The duties of SLO officers range from drudgery to exercising people skills, including updating and keeping current a contact information list to emailing reports on their efforts, meeting with administrators and others at the assigned school, taking part in fire drills, lockdown drills and other drills, and attending other school events.
- “It was a challenging year in terms of school safety, in light of nationwide [reported] incidents (namely, the shooting in Parkland, FL),” Whyte wrote in his memo. “You each did a great job in meeting with your schools and furthering the dialogue on school safety and how we could help. Security assessments (which we updated in 2017) were re-examined and more suggestions were put into place following these discussions, and based on what you identified.
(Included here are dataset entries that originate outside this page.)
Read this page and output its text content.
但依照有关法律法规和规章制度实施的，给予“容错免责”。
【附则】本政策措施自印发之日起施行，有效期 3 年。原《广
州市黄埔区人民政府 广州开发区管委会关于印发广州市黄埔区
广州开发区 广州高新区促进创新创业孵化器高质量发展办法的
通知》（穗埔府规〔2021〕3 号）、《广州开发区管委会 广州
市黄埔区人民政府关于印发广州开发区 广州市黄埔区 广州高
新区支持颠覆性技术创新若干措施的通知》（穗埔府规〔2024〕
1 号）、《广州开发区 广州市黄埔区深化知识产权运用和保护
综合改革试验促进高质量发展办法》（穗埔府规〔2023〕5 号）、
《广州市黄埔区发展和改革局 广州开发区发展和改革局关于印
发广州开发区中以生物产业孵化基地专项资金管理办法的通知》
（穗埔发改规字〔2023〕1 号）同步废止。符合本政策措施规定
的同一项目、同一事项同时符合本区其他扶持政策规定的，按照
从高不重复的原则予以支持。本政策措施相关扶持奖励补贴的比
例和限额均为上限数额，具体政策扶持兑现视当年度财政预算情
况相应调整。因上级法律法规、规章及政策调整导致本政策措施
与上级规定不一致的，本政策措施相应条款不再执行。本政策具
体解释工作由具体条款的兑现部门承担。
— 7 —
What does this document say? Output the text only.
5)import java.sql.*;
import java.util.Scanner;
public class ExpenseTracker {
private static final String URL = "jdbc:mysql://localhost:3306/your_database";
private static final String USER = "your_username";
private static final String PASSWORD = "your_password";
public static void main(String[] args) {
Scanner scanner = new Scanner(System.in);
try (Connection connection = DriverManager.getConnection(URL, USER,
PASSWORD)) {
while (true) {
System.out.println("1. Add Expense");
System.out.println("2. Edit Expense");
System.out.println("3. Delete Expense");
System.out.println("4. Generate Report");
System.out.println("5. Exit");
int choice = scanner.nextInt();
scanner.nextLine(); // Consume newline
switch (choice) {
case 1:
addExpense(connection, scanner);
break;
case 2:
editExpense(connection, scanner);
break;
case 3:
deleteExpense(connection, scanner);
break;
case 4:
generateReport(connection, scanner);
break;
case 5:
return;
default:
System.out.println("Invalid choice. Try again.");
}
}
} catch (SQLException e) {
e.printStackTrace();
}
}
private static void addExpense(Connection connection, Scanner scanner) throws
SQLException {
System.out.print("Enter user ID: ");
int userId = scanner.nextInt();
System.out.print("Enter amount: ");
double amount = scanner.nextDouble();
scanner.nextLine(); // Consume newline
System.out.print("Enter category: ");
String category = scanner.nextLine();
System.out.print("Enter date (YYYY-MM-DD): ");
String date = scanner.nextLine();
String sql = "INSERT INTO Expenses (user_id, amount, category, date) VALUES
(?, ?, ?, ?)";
- “Most importantly, your presence and interaction with our school children painted us in a positive, friendly light. I can’t quantify that, but we all know how important that is. Throughout the year, I heard from more than a few principals and security staff how valuable you were to their school and how great it was for them to have a liaison to our agency.”
Osborne said school liaison officers are assigned to a particular school for at least a year.
“They usually build relationships there, so we try to keep them in place as much as possible,” he said. “The SLOs don’t usually bounce around. We try to keep them in place, although on occasion we have moved them — but mostly we try to keep it consistent.”
Whyte, in his memo, told the officers: “I hope you will consider remaining in your posts for the 2018-2019 school year.”